Even Leon Trotsky, a founding Soviet revolutionary and dedicated Marxist, stated that “centralized economic planning would insoluble without the daily experience of millions, without their critical review of their own collective experience, without their expression of their needs and demands and could not be carried out within the confines of the official sanctums and even if the Politburo consisted of seven universal geniuses, of seven Marxes, or seven Lenins, it will still be unable, all on its own, with all its creative imagination, to assert command over the economy of 170 million people”
The debate between capitalism and socialism remains steadfast.
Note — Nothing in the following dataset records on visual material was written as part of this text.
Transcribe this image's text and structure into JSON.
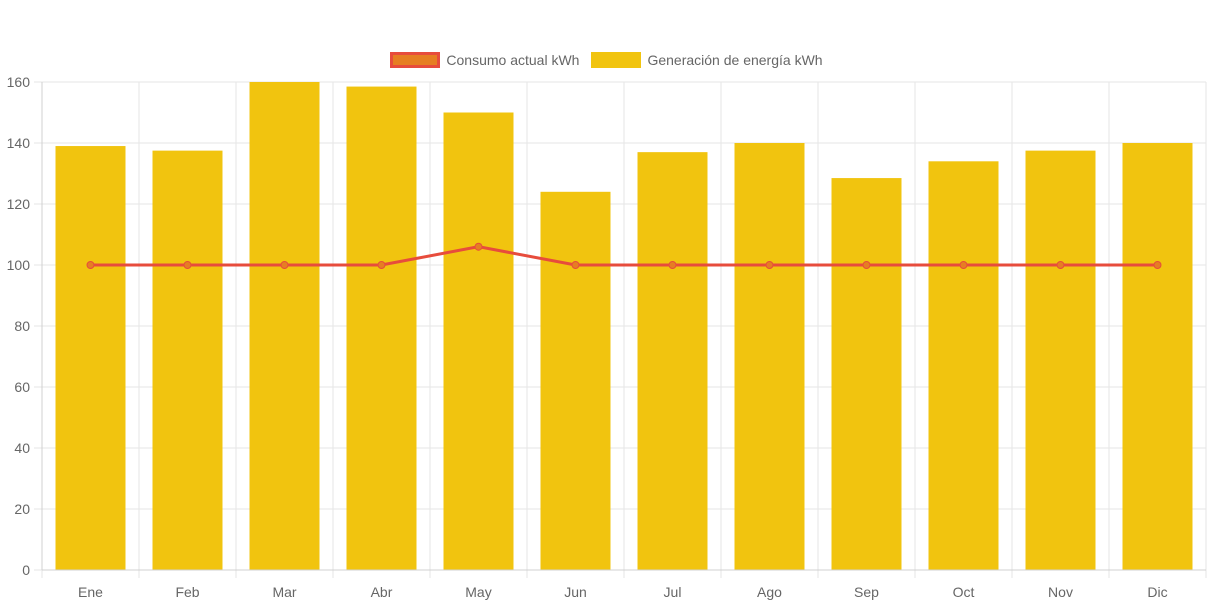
{
  "chart_data": {
    "type": "bar",
    "title": "",
    "xlabel": "",
    "ylabel": "",
    "ylim": [
      0,
      160
    ],
    "yticks": [
      0,
      20,
      40,
      60,
      80,
      100,
      120,
      140,
      160
    ],
    "grid": true,
    "legend_position": "top-center",
    "categories": [
      "Ene",
      "Feb",
      "Mar",
      "Abr",
      "May",
      "Jun",
      "Jul",
      "Ago",
      "Sep",
      "Oct",
      "Nov",
      "Dic"
    ],
    "series": [
      {
        "name": "Consumo actual kWh",
        "type": "line",
        "line_color": "#e74c3c",
        "point_color": "#e67e22",
        "values": [
          100,
          100,
          100,
          100,
          106,
          100,
          100,
          100,
          100,
          100,
          100,
          100
        ]
      },
      {
        "name": "Generación de energía kWh",
        "type": "bar",
        "color": "#f1c40f",
        "values": [
          139,
          137.5,
          160,
          158.5,
          150,
          124,
          137,
          140,
          128.5,
          134,
          137.5,
          140
        ]
      }
    ]
  },
  "legend": [
    {
      "label": "Consumo actual kWh",
      "fill": "#e67e22",
      "border": "#e74c3c"
    },
    {
      "label": "Generación de energía kWh",
      "fill": "#f1c40f",
      "border": "#f1c40f"
    }
  ]
}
Both sides introduce particular concerns they have with the other and the staunch supporters of each have yet to relinquish any concessions. But look at the results. Even in the absence of a genuine free market in capitalist nations, there have been unprecedented amounts of wealth within economies who maintain a degree of private ownership of capital, while centrally planned economies hardly last more than a few decades before their system collapses. The results are not owed only to the incentives and economic freedom private ownership of capital provides, but the price systems that guide these economies to prevent severe economic downturns. Even planners from Soviet Russia admitted to employing prices they observed internationally in order to attempt some stabilization in their production processes, which clearly demonstrates the necessity of price mechanisms. It is nothing short of baffling to observe the ego of man, who believes he and a group of his comrades can efficiently plan the millions of lives that constitute a society and the materials that ensure the quality of these lives. To quote Nobel Prize-winning economist Friedrich Hayek, “the curious task of economics is to demonstrate to men how little they really know about what they imagine they can design.”